EverTraining explores whether fine-tuning small models on fantasy dialog can produce better NPC responses than prompting larger models. It’s part of the Ever project suite — see also EverTavern (the multi-agent NPC system) and EverMemory (episodic memory RAG).

The LIGHT Dataset

LIGHT (Facebook AI Research, Urbanek et al. 2019) contains 17,000+ crowd-sourced fantasy dialog exchanges where human annotators role-played fantasy characters given a persona and setting. Each example includes character name, persona description, setting, and a multi-turn conversation.

The dataset captures how people naturally role-play: terse, personality-driven responses (typically 1-3 sentences) rather than the verbose, expository style of base LLMs.

A note on data sourcing: for this project, especially working in a domain with stories and personally crafted characters, it was important to consider the data used for training. Rather than extracting previously existing D&D campaigns, LIGHT was chosen as an explicitly provided dataset. Similarly, the memory evaluation uses A Princess of Mars (public domain) and D&D rules from the SRD/Open5e (explicitly free to use).

Training Setup

LIGHT dialogs are converted to OpenAI chat completion format:

System: You are {character_name} in a fantasy text adventure game.
        Your persona: {character_persona}
        Setting: {setting_name} - {setting_description}
        Stay in character and respond naturally.

User:      {partner's utterance}
Assistant: {character's response}
...

Two models are fine-tuned: GPT-4.1-nano and GPT-4.1-mini, then evaluated against their base versions and frontier GPT-4.1 across 3 NPC archetypes (grizzled blacksmith, mysterious merchant, jovial tavern keeper) x 3 prompt engineering levels (minimal, moderate, heavy) x 2 player inputs = 90 total test queries.

Key Findings

Finding 1 — Base models leak training data. With minimal prompting (just “You are Tormund.”), base models break character — referencing “Valyrian steel” and “dragonglass” from their training data. Fine-tuned models stay in role and produce terse responses.

Finding 2 — Fine-tuned responses read like game dialog. Responses like “Aye, a mighty struggle that would be. You want one forged, or found?” feel closer to an in-game NPC. Base models produce multi-paragraph exposition inappropriate for rapid back-and-forth.

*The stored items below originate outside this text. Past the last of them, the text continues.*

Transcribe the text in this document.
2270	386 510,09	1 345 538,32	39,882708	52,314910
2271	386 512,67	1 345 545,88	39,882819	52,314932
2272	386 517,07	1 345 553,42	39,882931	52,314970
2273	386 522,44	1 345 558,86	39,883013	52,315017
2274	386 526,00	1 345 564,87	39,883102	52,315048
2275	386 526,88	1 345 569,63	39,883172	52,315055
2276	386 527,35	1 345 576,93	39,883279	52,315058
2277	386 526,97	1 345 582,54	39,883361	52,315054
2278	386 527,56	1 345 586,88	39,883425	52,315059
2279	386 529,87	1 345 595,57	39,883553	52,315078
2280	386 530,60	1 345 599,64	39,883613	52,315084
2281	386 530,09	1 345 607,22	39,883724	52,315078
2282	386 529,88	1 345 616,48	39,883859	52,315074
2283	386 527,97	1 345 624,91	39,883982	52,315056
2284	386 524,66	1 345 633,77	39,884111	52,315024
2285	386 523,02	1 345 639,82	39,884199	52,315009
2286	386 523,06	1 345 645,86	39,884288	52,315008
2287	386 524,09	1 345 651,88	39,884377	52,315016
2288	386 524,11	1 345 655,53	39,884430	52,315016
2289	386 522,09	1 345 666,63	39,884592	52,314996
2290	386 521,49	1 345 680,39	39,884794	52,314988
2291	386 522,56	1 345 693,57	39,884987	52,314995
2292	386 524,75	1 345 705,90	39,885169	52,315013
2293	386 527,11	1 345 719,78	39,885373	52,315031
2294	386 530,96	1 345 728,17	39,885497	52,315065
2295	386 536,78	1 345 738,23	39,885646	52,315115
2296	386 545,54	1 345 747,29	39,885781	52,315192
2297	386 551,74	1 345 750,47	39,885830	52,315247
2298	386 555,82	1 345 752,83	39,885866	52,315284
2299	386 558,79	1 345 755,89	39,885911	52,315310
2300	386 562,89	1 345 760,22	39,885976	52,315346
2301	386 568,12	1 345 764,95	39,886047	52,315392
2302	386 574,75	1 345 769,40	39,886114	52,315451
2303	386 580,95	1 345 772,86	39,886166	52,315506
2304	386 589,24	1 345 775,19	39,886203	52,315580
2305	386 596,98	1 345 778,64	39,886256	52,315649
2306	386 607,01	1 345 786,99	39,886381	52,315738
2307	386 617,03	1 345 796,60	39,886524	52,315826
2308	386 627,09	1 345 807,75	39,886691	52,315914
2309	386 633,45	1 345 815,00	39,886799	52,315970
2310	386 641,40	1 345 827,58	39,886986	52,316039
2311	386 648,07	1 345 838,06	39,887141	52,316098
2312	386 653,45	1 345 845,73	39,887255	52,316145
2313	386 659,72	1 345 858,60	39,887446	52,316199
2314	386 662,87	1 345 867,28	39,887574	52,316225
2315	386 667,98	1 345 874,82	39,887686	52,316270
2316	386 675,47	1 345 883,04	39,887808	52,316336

Finding 3 — Heavy prompt engineering closes the gap. With detailed style instructions, base models produce comparable quality to fine-tuned models. The trade-off is token cost: every request must carry the full prompt context.

Finding 4 — Fine-tuning introduces occasional errors. The LIGHT dataset’s crowdsourced nature includes tangents and non-sequiturs. Fine-tuned models sometimes produce off-topic responses (“Let’s go hunting for a dragon!” from a blacksmith asked to forge a sword) or conflate character backstories.

Metric	Nano (FT)	Nano (base)	Mini (FT)	Mini (base)	Frontier
Avg response length	74 chars	298 chars	84 chars	319 chars	473 chars
Character consistency (minimal prompt)	High	Low	High	Low	Low
Character consistency (heavy prompt)	High	High	High	High	High

The contrast between models is stark with minimal prompting. When asked “I need a sword. Something that can kill a dragon,” the base nano model references “Valyrian steel” and “dragonglass” (Game of Thrones leakage from training data), while the fine-tuned nano model responds simply “I have a sword that can do such things!” — staying in its original fantasy world.

Interactive Viewer

The full evaluation results across all 90 test queries are available in an interactive viewer that allows filtering by NPC type, prompt level, and model.

Takeaways

When heavy prompting is feasible and token cost isn’t a concern, frontier models match or exceed fine-tuned quality without the dataset’s noise. Fine-tuning shines when you need consistent style from small, cheap models with minimal prompting — exactly the use case for high-throughput NPC dialog in a game system.